Ao lado dele, a química Hebe de las Mercedes Villullas, colega de Santilli no IQ em Araraquara, esperava o conserto de algum componente da linha SXS (espectroscopia de absorção de raios X moles). “Imprevistos acontecem nos experimentos, faz parte. E cada linha tem seu aprendizado”, diz. “É a primeira vez que eu uso esta.”

Argentina radicada em Araraquara, Mercedes conta que começou a usar o síncrotron nos últimos anos, pois primeiro teve de formar uma massa crítica de pesquisadores no seu grupo para dar conta de tanto trabalho. “Geralmente ficamos três ou quatro dias, então preciso de no mínimo quatro pessoas para revezar à noite.”
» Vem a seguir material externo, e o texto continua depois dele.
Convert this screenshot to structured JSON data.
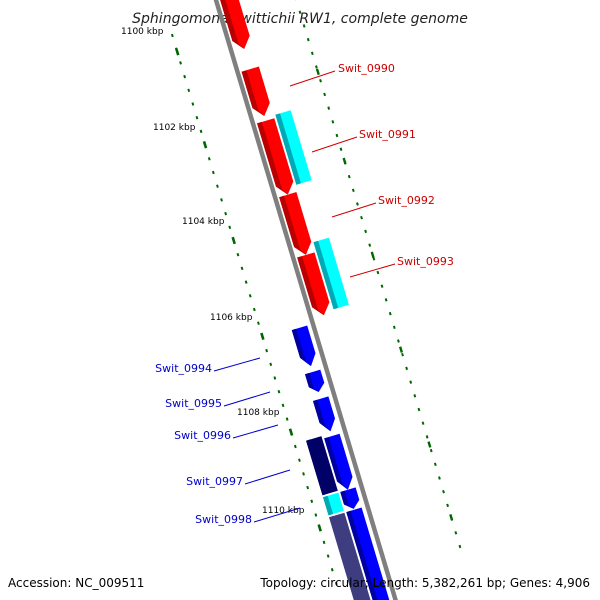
{
  "title": "Sphingomonas wittichii RW1, complete genome",
  "footer": {
    "accession": "Accession: NC_009511",
    "summary": "Topology: circular; Length: 5,382,261 bp; Genes: 4,906"
  },
  "colors": {
    "backbone": "#7f7f7f",
    "forward_red": "#ff0000",
    "forward_red_dark": "#b80000",
    "feature_cyan": "#00ffff",
    "feature_cyan_dark": "#00a9b5",
    "gene_blue": "#0000ff",
    "gene_blue_dark": "#0000a0",
    "gene_navy": "#000066",
    "gene_slate": "#3d3d80",
    "tick_green": "#006600",
    "label_red": "#cc0000",
    "label_blue": "#0000cc"
  },
  "ticks": [
    {
      "label": "1100 kbp"
    },
    {
      "label": "1102 kbp"
    },
    {
      "label": "1104 kbp"
    },
    {
      "label": "1106 kbp"
    },
    {
      "label": "1108 kbp"
    },
    {
      "label": "1110 kbp"
    }
  ],
  "gene_labels": [
    {
      "name": "Swit_0990",
      "color": "label_red"
    },
    {
      "name": "Swit_0991",
      "color": "label_red"
    },
    {
      "name": "Swit_0992",
      "color": "label_red"
    },
    {
      "name": "Swit_0993",
      "color": "label_red"
    },
    {
      "name": "Swit_0994",
      "color": "label_blue"
    },
    {
      "name": "Swit_0995",
      "color": "label_blue"
    },
    {
      "name": "Swit_0996",
      "color": "label_blue"
    },
    {
      "name": "Swit_0997",
      "color": "label_blue"
    },
    {
      "name": "Swit_0998",
      "color": "label_blue"
    }
  ]
}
A pesquisadora estuda o uso de nanopartículas metálicas como catalisadores de células combustíveis, que convertem energia química em elétrica. “É diferente de uma pilha ou bateria, em que o reagente está armazenado dentro do dispositivo. A célula combustível é alimentada com reagente (etanol, por exemplo) à medida que funciona”, explica. “É uma energia limpa, mas ainda difícil de armazenar e transportar”, afirma ao mostrar o pó preto que são suas amostras.

Para ela, o esforço de ir ao LNLS vale a pena, apesar de ser cansativo. “O nível de ruído aqui é muito alto. Depois de quatro dias, você sai e sente um grande alívio”, diz. De fato, a reportagem sentiu o mesmo efeito após passar somente algumas horas lá dentro. A preocupação com o bom andamento do trabalho também conta. Quando a estadia termina, “leva alguns dias para voltar ao ritmo normal”, diz. “Aqui ninguém come ou dorme direito, a cabeça fica o tempo todo no experimento. A gente volta detonado”, confessa.